Le transport fluvial de marchandises a conservé sa dynamique en 2020, dans un contexte de crise sanitaire qui a fortement impacté l’économie, a annoncé Voies navigables de France (VNF) dans un communiqué de presse diffusé le lundi 1er mars 2021. Grâce notamment, à la filière agricole qui a continué à fonctionner pleinement.

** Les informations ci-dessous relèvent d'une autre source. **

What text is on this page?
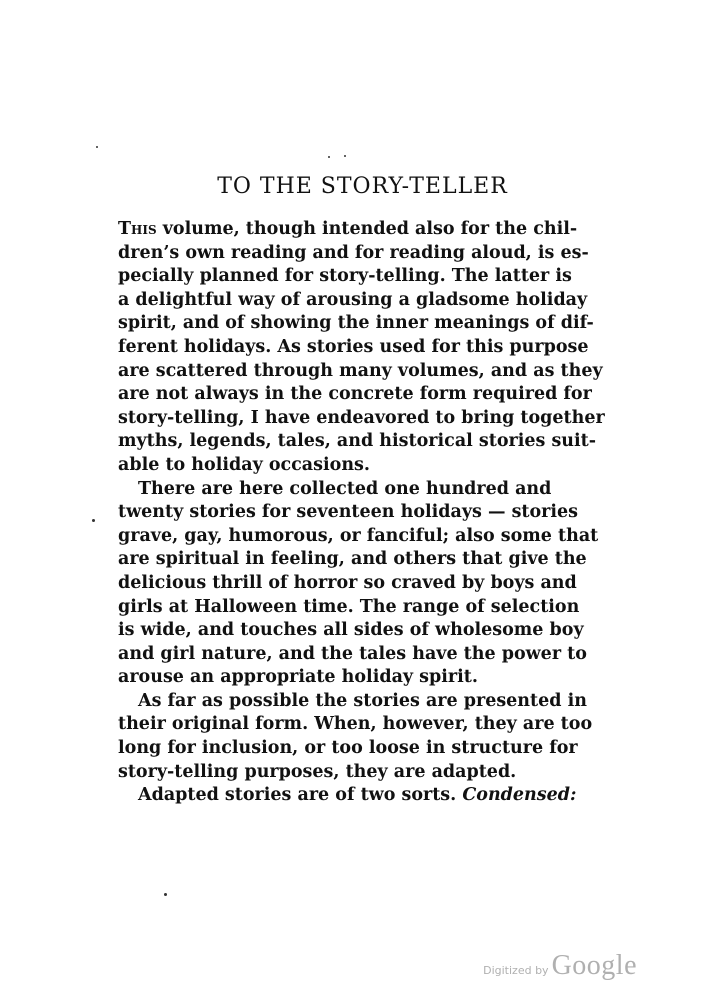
TO THE STORY-TELLER
This volume, though intended also for the chil-
dren’s own reading and for reading aloud, is es-
pecially planned for story-telling. The latter is
a delightful way of arousing a gladsome holiday
spirit, and of showing the inner meanings of dif-
ferent holidays. As stories used for this purpose
are scattered through many volumes, and as they
are not always in the concrete form required for
story-telling, I have endeavored to bring together
myths, legends, tales, and historical stories suit-
able to holiday occasions.
There are here collected one hundred and
twenty stories for seventeen holidays — stories
grave, gay, humorous, or fanciful; also some that
are spiritual in feeling, and others that give the
delicious thrill of horror so craved by boys and
girls at Halloween time. The range of selection
is wide, and touches all sides of wholesome boy
and girl nature, and the tales have the power to
arouse an appropriate holiday spirit.
As far as possible the stories are presented in
their original form. When, however, they are too
long for inclusion, or too loose in structure for
story-telling purposes, they are adapted.
Adapted stories are of two sorts. Condensed:
Digitized by Google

Cela « a permis de constater une augmentation importante de ses trafics sur le premier semestre (+12, 6 % en tonnes kilomètres sur la période), due aux excellentes récoltes de 2019 ». Elle a toutefois été touchée par la mauvaise récolte céréalière de 2020 au second semestre (–17,9 % en t-km sur cette période).

Principale filière utilisatrice

Au final, « après avoir connu une croissance à deux chiffres en 2019, la filière céréalière enregistre en 2020 une baisse contenue de ses trafics, à –3,2 % en t-km (2,2 milliards de t-km) et –8 % en volume (13,2 millions de tonnes transportées) », estime VNF. Elle se maintient ainsi à un niveau supérieur à 2018 et est la principale filière utilisatrice des voies navigables, avec les matériaux de construction.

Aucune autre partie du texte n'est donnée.